Comment filmer l’un des côté des plus obscurs de l’être humain, se demande alors Elise Shubs. Avec délicatesse et respect, pourrions-nous répondre. Et un antidote: une bonne dose de comédie romantique pour «avoir encore foi en l’amour». Oui, parce qu’Elise Shubs a vu beaucoup plus de ce qu’elle a décidé de montrer.
Cette nuit, dans le quartier de Sévelin, une femme fera les cents pas, éclairée seulement par les phares d’une voiture. L’objectif de Matthieu Gafsou ne sera plus là pour mettre la scène en images. Mais la voix des protagonistes résonnera peut-être encore dans la tête des spectateurs.
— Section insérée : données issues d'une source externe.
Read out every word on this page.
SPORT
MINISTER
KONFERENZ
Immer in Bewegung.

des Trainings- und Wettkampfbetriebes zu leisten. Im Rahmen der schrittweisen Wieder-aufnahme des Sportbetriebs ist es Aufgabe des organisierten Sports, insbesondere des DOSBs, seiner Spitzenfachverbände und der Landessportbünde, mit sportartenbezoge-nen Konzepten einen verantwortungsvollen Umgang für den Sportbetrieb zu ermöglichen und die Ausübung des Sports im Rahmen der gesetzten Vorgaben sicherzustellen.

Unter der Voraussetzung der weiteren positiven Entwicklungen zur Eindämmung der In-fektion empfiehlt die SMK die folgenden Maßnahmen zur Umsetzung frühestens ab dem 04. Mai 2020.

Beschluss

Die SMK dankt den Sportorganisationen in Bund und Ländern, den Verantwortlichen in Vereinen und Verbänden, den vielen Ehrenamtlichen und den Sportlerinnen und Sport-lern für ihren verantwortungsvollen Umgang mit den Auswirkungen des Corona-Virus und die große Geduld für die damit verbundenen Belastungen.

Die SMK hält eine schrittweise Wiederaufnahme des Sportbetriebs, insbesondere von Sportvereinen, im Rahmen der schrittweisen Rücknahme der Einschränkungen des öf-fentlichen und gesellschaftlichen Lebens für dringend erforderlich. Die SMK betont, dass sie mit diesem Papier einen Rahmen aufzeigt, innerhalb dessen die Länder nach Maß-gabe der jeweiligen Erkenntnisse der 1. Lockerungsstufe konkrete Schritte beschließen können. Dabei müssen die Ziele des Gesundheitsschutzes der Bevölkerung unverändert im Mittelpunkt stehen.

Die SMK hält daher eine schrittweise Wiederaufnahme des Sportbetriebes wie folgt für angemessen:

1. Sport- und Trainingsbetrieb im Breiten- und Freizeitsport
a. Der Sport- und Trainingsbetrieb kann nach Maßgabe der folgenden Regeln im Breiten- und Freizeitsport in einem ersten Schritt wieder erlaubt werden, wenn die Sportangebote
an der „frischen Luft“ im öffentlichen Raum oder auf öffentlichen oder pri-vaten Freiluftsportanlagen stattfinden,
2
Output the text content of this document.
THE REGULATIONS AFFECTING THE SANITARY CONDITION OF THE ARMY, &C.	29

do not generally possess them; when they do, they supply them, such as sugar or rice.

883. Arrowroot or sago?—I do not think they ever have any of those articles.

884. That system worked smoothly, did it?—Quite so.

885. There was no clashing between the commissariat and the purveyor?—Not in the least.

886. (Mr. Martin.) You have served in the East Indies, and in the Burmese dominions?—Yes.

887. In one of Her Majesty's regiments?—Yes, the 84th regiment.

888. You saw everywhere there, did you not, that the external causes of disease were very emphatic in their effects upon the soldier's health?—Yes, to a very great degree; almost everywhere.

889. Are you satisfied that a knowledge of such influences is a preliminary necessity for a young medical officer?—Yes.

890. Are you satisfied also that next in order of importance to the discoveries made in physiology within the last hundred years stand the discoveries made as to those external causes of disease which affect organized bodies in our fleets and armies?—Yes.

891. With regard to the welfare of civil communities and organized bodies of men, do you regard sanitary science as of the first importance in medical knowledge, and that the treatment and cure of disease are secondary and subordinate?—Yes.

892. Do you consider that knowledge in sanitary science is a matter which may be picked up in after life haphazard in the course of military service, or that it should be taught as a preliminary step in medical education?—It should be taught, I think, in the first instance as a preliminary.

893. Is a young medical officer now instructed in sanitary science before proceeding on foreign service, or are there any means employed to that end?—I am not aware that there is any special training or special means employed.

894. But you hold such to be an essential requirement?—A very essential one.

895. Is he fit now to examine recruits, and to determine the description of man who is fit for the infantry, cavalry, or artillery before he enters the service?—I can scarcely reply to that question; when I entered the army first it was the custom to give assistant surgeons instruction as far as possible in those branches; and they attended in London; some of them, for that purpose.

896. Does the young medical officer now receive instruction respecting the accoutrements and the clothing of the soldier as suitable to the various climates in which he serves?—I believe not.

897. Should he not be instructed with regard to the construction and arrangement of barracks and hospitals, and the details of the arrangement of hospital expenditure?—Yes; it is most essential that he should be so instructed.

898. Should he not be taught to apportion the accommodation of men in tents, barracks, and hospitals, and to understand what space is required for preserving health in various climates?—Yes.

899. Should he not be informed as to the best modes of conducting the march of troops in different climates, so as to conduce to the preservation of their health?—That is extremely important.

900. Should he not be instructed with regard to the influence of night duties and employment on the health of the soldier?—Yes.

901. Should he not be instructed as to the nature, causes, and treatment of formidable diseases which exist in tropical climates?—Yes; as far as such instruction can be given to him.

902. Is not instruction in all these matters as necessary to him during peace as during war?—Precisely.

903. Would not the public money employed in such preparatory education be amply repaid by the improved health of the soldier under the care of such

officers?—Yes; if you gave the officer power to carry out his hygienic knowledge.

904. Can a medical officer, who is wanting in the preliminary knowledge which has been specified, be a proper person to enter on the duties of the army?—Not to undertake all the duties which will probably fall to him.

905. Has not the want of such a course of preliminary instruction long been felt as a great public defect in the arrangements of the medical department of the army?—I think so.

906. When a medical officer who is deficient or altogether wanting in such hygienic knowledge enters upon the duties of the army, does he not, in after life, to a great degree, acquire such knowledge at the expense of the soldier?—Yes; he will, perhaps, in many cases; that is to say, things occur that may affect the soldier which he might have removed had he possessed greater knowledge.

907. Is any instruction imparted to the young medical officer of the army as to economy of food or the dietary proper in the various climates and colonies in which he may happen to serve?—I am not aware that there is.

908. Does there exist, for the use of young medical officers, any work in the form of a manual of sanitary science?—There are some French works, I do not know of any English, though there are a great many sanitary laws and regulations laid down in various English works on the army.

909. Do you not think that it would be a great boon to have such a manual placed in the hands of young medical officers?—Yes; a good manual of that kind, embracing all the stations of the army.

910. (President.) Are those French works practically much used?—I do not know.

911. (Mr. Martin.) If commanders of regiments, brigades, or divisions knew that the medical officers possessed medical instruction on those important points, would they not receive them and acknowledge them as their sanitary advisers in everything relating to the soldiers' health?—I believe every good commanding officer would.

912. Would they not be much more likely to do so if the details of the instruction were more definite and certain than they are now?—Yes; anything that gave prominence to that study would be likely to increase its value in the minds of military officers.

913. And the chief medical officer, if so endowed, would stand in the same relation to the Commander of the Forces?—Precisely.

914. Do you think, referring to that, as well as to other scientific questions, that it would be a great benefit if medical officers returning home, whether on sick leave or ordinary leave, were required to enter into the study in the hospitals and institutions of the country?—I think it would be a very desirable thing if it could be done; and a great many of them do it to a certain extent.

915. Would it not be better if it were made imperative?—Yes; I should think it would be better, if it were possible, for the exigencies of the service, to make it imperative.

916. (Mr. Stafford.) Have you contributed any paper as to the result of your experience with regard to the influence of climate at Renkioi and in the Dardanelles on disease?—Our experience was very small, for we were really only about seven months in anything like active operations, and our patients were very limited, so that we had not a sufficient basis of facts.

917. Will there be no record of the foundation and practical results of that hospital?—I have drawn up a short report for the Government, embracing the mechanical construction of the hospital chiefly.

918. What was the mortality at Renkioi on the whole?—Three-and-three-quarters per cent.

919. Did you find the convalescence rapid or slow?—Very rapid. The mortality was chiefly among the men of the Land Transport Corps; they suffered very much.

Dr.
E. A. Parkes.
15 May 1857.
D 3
«Les gens croient que les clients viennent pour une passe et puis s’en vont, mais ce n’est pas aussi simple. Certains clients sont persuadés de pouvoir tout demander, seulement parce qu’ils ont payé», dénonce la réalisatrice.
«Oublier? On n’oublie jamais… Mais on peut peut-être recommencer une nouvelle vie.»
Elise Shubs
Née en 1980, Elise Shubs a grandi dans un quartier multiculturel de Renens, près de Lausanne. Après un master en sciences sociales et humaines, elle s’est spécialisée dans le droit d’asile et a fondé l’association «Country Information Research Center» (CIREC).
Elle a travaillé plusieurs années pour la maison de production Climage en qualité de productrice, co-auteur et opératrice audio. Elle y a en particulier collaboré avec le réalisateur Fernand Melgar («Vol spécial»).
Elle est actuellement vice-directrice de Casa Azul, une association qui réunit des producteurs et des réalisateurs indépendants, et travaille comme conseillère sur les thématiques d’asile pour l’Entraide protestante.
«Impasse» est son premier documentaire.